Laura Bush speaks by phone to Suu Kyi
Former first lady Laura Bush has advocated for free elections in Myanmar.
Dallas: Former first lady Laura Bush, a longtime advocate for free elections in Myanmar, spoke for the first time on Friday with the isolated Asian country`s pro-democracy leader Aung San Suu Kyi, who was released last month after more than seven years of house arrest.
Bush said that "it was thrilling" to finally get to speak to Suu Kyi by phone.
"I was especially happy to hear how strong her voice was and how enthusiastic," Bush said.
Suu Kyi, who won the 1991 Nobel Peace prize for her non-violent struggle for democracy, was first arrested by Myanmar`s military junta in 1989 and has spent 15 of the past 21 years in detention.

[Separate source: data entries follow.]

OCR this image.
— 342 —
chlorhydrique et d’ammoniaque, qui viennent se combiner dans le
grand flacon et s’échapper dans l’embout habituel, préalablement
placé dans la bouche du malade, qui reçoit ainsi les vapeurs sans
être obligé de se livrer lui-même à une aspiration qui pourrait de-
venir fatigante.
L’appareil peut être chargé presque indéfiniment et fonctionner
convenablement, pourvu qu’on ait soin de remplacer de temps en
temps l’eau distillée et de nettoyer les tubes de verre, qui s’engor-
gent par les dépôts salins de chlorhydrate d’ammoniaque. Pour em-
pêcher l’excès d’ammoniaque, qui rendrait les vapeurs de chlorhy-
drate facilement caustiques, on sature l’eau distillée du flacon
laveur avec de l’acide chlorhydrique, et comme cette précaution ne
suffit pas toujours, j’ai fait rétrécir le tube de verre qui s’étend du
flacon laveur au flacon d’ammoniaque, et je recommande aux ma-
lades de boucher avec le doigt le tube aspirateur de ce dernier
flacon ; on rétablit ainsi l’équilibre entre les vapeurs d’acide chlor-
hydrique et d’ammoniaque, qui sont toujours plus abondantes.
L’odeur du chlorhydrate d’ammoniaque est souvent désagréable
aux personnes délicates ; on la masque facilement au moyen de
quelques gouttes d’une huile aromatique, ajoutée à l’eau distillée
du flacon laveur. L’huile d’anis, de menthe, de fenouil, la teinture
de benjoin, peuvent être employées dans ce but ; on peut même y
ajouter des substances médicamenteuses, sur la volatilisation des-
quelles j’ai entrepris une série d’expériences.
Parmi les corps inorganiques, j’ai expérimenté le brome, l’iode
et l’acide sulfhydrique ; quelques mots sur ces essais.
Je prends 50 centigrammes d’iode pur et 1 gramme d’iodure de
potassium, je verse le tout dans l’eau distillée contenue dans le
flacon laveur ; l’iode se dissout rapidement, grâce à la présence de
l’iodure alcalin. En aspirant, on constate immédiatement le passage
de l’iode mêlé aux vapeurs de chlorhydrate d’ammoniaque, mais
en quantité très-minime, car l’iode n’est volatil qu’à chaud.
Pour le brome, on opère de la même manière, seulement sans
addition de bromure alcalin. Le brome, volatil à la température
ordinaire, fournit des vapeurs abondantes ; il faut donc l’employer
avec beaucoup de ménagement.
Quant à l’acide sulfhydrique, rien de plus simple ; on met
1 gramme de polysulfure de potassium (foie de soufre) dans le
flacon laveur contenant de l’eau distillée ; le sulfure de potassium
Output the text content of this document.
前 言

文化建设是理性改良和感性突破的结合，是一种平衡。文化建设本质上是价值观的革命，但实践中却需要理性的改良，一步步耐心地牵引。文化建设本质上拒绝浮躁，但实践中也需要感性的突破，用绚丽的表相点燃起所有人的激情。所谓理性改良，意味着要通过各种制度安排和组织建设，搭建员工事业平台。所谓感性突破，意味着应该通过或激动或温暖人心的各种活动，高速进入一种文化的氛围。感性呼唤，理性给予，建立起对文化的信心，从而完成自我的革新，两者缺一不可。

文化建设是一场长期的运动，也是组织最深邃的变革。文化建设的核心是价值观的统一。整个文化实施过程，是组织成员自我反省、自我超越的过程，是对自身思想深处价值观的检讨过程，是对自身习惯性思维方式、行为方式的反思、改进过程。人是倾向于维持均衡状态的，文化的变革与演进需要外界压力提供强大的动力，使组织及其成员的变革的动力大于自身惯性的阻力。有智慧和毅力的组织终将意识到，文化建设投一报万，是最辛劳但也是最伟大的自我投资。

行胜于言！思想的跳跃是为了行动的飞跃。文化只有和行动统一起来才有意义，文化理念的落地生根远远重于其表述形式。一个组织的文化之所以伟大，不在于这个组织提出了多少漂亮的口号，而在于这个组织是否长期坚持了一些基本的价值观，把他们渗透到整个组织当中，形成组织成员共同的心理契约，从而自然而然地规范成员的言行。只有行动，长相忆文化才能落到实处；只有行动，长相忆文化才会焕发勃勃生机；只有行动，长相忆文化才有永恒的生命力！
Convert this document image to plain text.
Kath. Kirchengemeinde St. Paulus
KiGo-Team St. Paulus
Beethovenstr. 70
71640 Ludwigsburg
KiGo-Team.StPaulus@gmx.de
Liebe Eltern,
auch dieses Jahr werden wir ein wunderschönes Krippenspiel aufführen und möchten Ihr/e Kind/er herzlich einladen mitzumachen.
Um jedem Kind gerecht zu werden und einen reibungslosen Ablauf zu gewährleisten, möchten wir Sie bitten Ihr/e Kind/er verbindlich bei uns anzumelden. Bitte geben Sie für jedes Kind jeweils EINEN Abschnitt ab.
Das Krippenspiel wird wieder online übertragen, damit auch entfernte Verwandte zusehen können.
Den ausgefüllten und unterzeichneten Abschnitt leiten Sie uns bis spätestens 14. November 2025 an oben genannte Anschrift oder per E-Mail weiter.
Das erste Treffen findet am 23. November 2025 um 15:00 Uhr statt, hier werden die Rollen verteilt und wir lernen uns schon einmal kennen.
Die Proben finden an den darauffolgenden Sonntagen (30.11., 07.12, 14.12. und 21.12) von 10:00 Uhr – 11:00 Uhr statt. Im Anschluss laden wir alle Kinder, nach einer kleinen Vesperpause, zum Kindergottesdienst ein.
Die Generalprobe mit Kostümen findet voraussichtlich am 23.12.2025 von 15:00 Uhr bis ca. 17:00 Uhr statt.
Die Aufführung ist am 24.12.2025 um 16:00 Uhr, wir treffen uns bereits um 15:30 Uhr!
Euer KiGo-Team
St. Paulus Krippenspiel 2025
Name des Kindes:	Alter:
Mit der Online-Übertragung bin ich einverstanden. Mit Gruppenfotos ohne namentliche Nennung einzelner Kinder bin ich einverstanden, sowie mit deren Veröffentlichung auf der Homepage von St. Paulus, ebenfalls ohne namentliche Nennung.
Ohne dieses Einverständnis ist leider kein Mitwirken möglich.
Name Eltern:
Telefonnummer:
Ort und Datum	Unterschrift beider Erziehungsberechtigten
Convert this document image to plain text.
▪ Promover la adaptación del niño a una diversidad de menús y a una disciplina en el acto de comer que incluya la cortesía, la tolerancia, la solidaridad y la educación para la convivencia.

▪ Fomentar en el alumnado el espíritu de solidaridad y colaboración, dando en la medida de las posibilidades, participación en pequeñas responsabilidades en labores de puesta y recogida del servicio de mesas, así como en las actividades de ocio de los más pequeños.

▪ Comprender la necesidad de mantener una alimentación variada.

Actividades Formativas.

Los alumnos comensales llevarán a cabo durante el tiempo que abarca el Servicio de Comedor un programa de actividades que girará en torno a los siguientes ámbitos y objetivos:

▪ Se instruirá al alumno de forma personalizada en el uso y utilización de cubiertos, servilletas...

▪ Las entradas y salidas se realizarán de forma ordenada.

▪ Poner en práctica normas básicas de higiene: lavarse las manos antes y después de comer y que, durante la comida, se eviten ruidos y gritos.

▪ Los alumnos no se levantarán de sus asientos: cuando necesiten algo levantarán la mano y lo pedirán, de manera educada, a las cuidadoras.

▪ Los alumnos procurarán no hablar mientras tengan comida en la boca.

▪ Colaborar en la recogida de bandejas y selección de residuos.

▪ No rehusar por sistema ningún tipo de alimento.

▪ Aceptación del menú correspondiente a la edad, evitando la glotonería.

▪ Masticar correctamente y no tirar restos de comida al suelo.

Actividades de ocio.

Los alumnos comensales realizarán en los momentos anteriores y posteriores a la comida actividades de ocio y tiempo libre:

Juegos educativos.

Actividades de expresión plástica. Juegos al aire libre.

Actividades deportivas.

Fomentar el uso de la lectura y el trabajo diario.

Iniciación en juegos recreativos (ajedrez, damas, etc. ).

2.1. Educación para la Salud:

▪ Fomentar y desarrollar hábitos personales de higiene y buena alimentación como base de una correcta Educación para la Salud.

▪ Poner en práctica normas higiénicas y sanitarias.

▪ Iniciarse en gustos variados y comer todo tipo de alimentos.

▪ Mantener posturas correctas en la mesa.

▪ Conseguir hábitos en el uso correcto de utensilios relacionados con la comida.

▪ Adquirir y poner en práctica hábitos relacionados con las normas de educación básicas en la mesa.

Bush, the wife of former US president George W Bush, has advocated for free elections in Myanmar, also known as Burma, and has spoken out many times about Suu Kyi`s plight, raising the issue at United Nations meetings and with US senators.
Bush said Suu Kyi told her that during her house arrest, she listened to the Voice of America on the radio and was aware of how much support she had around the world.
She said she also knew of a 2008 visit Bush and her daughter, Barbara, made to a refugee camp in Thailand for political refugees from Myanmar.
"She was very forthcoming but we both assumed the call was bugged. She was circumspect and so was I," Bush said.
Suu Kyi`s release last month came a week after Myanmar`s first election in 20 years, which was widely seen as a sham. The 1990 election was won in a landslide by Suu Kyi`s National League for Democracy party, but the military refused to hand over power and instead clamped down on its opponents.
Bush said that it appears that the government is allowing Suu Kyi to conduct the meetings and phone calls she wants.
"I hope I`ll have the chance to speak with her again," Bush said. "I hope that someday we`ll have the chance to meet face to face."
The former first lady said she also told Suu Kyi about an effort by the George W Bush Presidential Centre to be a repository for the papers and oral histories of political dissidents struggling to spread democracy.
Bush said Suu Kyi was receptive to the idea of one day being interviewed for the project.
The centre, which will be made up of a presidential library, museum and policy institute, is set to open in February 2013 on the campus of Southern Methodist University in Dallas, the city George and Laura Bush moved to after he left office in 2009.